The second and final phase of the Mirador Gallery ended in December 1955, more or less when Víctor Hurtado’s partner Lluís Montanyà moved to Geneva to be a translator for the United Nations.
Exhibitions included the works of Claudine Hurwitz, Antonio Suárez, the French-Brazilian artist Marianne Peretti (who was only twenty-five years old and counted Dalí among the guests at her opening, later moving to Brazil), German-born French painter Rolf Hirschland, Scicilian cubist Nino Giuffrida, Japanese painter Key Sato(who was a friend of the sculptor Apel·les Fenosa), Russian-Polish Jewish painter Zygmunt Landau, figurative painter Pierre-Henry, ceramics by Jean Camberoque, drawing by the Dadaist poet Georges Ribemont-Dessaignes, and a collection of works with a surrealist aesthetic by Léon Tutundjian, Pierre Ino and Mima Indelli.
The programming for the Mirador gallery during those seven years was extremely eclectic.

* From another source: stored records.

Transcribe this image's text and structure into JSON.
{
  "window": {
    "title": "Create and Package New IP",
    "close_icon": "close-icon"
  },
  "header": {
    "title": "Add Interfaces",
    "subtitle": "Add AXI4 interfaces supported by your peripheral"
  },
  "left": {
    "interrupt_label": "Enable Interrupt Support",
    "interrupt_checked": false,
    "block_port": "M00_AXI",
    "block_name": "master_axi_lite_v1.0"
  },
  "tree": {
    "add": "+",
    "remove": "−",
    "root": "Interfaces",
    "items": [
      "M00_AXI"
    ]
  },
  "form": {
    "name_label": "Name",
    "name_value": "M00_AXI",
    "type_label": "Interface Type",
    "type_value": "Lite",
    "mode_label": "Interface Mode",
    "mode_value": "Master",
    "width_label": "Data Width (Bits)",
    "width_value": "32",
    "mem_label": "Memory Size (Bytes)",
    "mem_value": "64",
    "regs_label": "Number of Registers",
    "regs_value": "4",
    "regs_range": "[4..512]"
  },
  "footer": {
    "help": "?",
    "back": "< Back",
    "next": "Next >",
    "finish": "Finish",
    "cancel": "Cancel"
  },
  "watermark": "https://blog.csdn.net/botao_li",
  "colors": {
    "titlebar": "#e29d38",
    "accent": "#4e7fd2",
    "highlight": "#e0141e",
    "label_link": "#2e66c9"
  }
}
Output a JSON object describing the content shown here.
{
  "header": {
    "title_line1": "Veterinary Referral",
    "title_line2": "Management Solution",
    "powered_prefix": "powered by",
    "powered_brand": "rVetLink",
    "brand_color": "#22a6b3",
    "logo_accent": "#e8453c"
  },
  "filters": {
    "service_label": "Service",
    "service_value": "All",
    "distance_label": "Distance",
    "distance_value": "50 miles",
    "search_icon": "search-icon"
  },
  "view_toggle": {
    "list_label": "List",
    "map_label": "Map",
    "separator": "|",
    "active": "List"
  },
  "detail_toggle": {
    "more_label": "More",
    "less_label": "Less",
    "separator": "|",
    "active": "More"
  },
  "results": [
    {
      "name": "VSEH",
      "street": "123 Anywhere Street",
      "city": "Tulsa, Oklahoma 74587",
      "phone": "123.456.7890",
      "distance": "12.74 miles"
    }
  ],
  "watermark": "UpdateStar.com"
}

According to the catalogue, the writer Mercè Rodoreda (1953), and sculptor Josep Granyer (1955) had been due to exhibit at the Mirador but, for different reasons, they never did. According to the news archive of La Vanguardia, the painter Juan de España never got to exhibit at the Mirador Gallery either because of “customs problems”. And Santi Surós had an exhibition there in March 1954.
The programming for the Mirador gallery during those seven years was extremely eclectic. Promising new artists, more or less established artists, Catalans, French, Japanese, Italians, painting, photography, ceramics, and so on. What is most likely is that the book sales propped up economically an establishment that had taken its name from the Catalan heritage of a Catalonia which would never be the same country that its founders had known.
Curiously, Mirador was the name of the gallery in Carrer Casp, Barcelona, that showed the informalist happenings of the Gallot group from Sabadell in 1960. Coincidence? I don’t think so. The Mirador – and the name of our own e-magazine confirms this – continues to be a mirage and a model of cultural excellence.
The exhibition Galerie Mirador, Paris 1948-1955 can be seen at the Apel·les Fenosa Foundation in El Vendrell until February 2020.